Cerpen
Disukai
0
Dilihat
1,814
Mereka yang Membawa Pertanda
Horor

Waktu menunjukkan pukul sebelas malam. Suasana yang sepi, redupnya cahaya, dan dinginnya angin yang menusuk raga membuat kengerian merangsak ke atas kepala. Padahal, setiap hari aku melalui jalanan ini—melewati rumah-rumah seungguk yang berjejer rapi.

Aku putar gas hingga mentok. Namun, motorku justru mendadak mati dan tidak bisa dinyalakan kembali. Mau tidak mau, aku pun mendorongnya dengan pandangan tetap lurus ke depan.

Hah! Sial! Aku harus menguji nyali dengan kondisi tubuh yang lelah.

Katanya, jika dalam diri terbersit rasa takut, maka ia bisa menjelma menjadi nyata. Oh, tidak. Aku lekas tenangkan pikiran supaya tidak membuat skenario mencekam.

Sssssttthhh! Di sepertiga perjalanan, aku mendeteksi bunyi pohon-pohon bambu bergesekan. Mataku spontan bergerak untuk memeriksa. Penasaran menyala, ketakutan membara.

Ya, alih-alih bergegas karena sudah dekat dengan tujuan, pandanganku justru menerawang lebih jauh ke sisi yang lain. Bodoh!

Terpaut sekitar 100 meter dari posisiku, tampak ada tiga orang berdiri di tengah area pemakaman. Ini janggal dan tidak wajar. Aku lantas amati pergerakan mereka sembari tetap waspada.

Selang beberapa menit kemudian, mereka terlihat mengangkat sesuatu secara bersama-sama. Sayup-sayup alunan kalimat tauhid terhantar seirama dengan langkah mereka.

Benar. Mereka menggotong keranda jenazah.

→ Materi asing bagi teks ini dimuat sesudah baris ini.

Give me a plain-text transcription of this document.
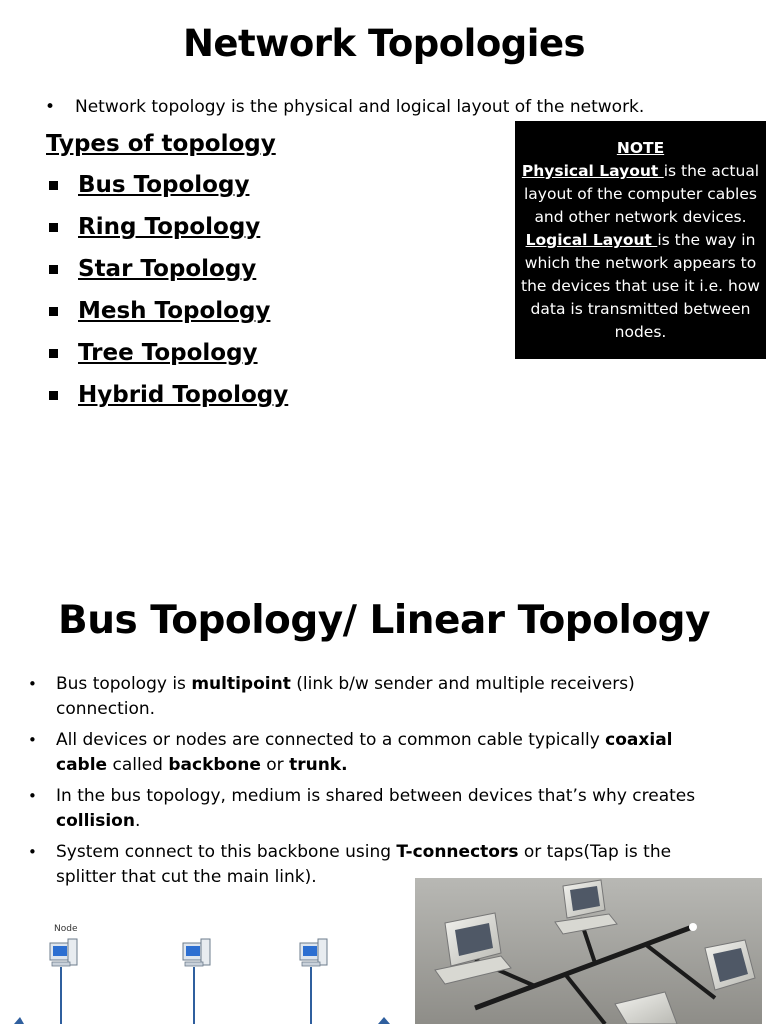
Network Topologies
• Network topology is the physical and logical layout of the network.
Types of topology
Bus Topology
Ring Topology
Star Topology
Mesh Topology
Tree Topology
Hybrid Topology
NOTE
Physical Layout is the actual layout of the computer cables and other network devices.
Logical Layout is the way in which the network appears to the devices that use it i.e. how data is transmitted between nodes.
Bus Topology/ Linear Topology
• Bus topology is multipoint (link b/w sender and multiple receivers) connection.
• All devices or nodes are connected to a common cable typically coaxial cable called backbone or trunk.
• In the bus topology, medium is shared between devices that’s why creates collision.
• System connect to this backbone using T-connectors or taps(Tap is the splitter that cut the main link).
Node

Akan tetapi, mungkinkah ada prosesi penguburan di tengah malam? Mengapa hanya tiga orang? Dan mengapa mereka berjalan begitu cepat hingga berada sejalan lurus denganku?

Hah?! Mustahil. Siapa mereka sebenarnya? Wajah mereka gelap. Hanya postur tinggi dengan pakaian serba hitam yang kasat. Tatkala jarak mereka denganku mulai merapat, aroma tanah basah (galian) menyerbak begitu kuat.

Akhhhh!!! Mengapa aku seolah-olah menunggu mereka, bukannya buru-buru kabur? Makiku kepadaku.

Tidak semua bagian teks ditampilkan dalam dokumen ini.